The primary functions of the opposition in the legislature include challenging the government policies, demanding explanations for its actions and drawing the government’s attention to matters of local and national importance. However due to the non-functioning of the Parliament, this duty of the opposition has not been fulfilled. During the ongoing major crisis, two of the pillars of the State i.e. the Legislature and the Judiciary have not been functioning properly. In fact, the Legislature has stopped functioning completely. This has given a free hand to the executive to function without the much-needed checks. The executive is solely taking all the decisions for the Parliament without any opposition or need to explain its actions. The results of the executive functioning without any checks have been seen in the plight of the poor people and migrant workers ( swaths of jobless migrant workers and poor people started  migrating towards their hometown after a sudden lockdown was declared by the government with only about 4 hours to prepare for it, ill treatment of migrants, harassment by the police etc), further loss of jobs, damage to the economy, avoidable deaths, inadequate medical facilities, social exclusion of certain sections like the minority Muslims, ensuing chaos and rapid spread of the virus etc have remained unchecked.

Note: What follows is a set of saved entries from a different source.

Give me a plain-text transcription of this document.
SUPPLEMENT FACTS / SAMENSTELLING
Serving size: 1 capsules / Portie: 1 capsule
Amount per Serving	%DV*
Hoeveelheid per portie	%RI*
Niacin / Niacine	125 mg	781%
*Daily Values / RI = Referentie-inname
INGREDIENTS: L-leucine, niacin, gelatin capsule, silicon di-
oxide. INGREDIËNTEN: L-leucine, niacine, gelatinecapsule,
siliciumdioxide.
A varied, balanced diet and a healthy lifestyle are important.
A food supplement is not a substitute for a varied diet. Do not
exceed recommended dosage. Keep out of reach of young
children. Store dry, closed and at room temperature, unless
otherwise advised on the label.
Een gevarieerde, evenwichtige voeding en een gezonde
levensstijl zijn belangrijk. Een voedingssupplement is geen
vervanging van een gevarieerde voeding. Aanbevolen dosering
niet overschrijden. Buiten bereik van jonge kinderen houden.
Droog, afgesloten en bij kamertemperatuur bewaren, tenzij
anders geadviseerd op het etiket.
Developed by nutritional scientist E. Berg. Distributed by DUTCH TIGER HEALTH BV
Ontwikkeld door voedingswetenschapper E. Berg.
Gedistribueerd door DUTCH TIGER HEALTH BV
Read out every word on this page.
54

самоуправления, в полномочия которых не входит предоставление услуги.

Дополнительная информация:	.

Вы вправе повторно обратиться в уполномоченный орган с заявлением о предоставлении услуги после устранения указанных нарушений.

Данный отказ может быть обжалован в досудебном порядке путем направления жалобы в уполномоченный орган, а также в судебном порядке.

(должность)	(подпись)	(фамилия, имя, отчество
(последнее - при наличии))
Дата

The Legislature is one of the major pillars of Indian democracy. It functions as a major check to the unaccountable and faulty actions of the executive. During the ongoing crisis, the Parliament has stopped functioning as a result the executive has become the sole body to form and execute laws and that has led to catastrophic consequences. The Constitution of India does not bar the meetings of the Parliament on virtual platform or by maintaining social distancing norms, but Indian Parliament has not been keen on resuming its working. In case of virtual meeting the issue of security and secrecy may arise, but India is well equipped to harness its technological power without compromising on the privacy and security issues. Different nations all over the world have adopted means like conducting Parliamentary meeting in person with reduced number of members or over the virtual media by means of video conferencing or a combination of both. India needs to take a cue from these nations and needs to adopt its own alternative way to conduct the Parliamentary sessions without violating the social distancing norms. Non-functioning of Legislature during a crisis period as the one ongoing is neither advisable nor acceptable as it will have grave consequences on the people, the democracy and the overall growth and prosperity of the nation.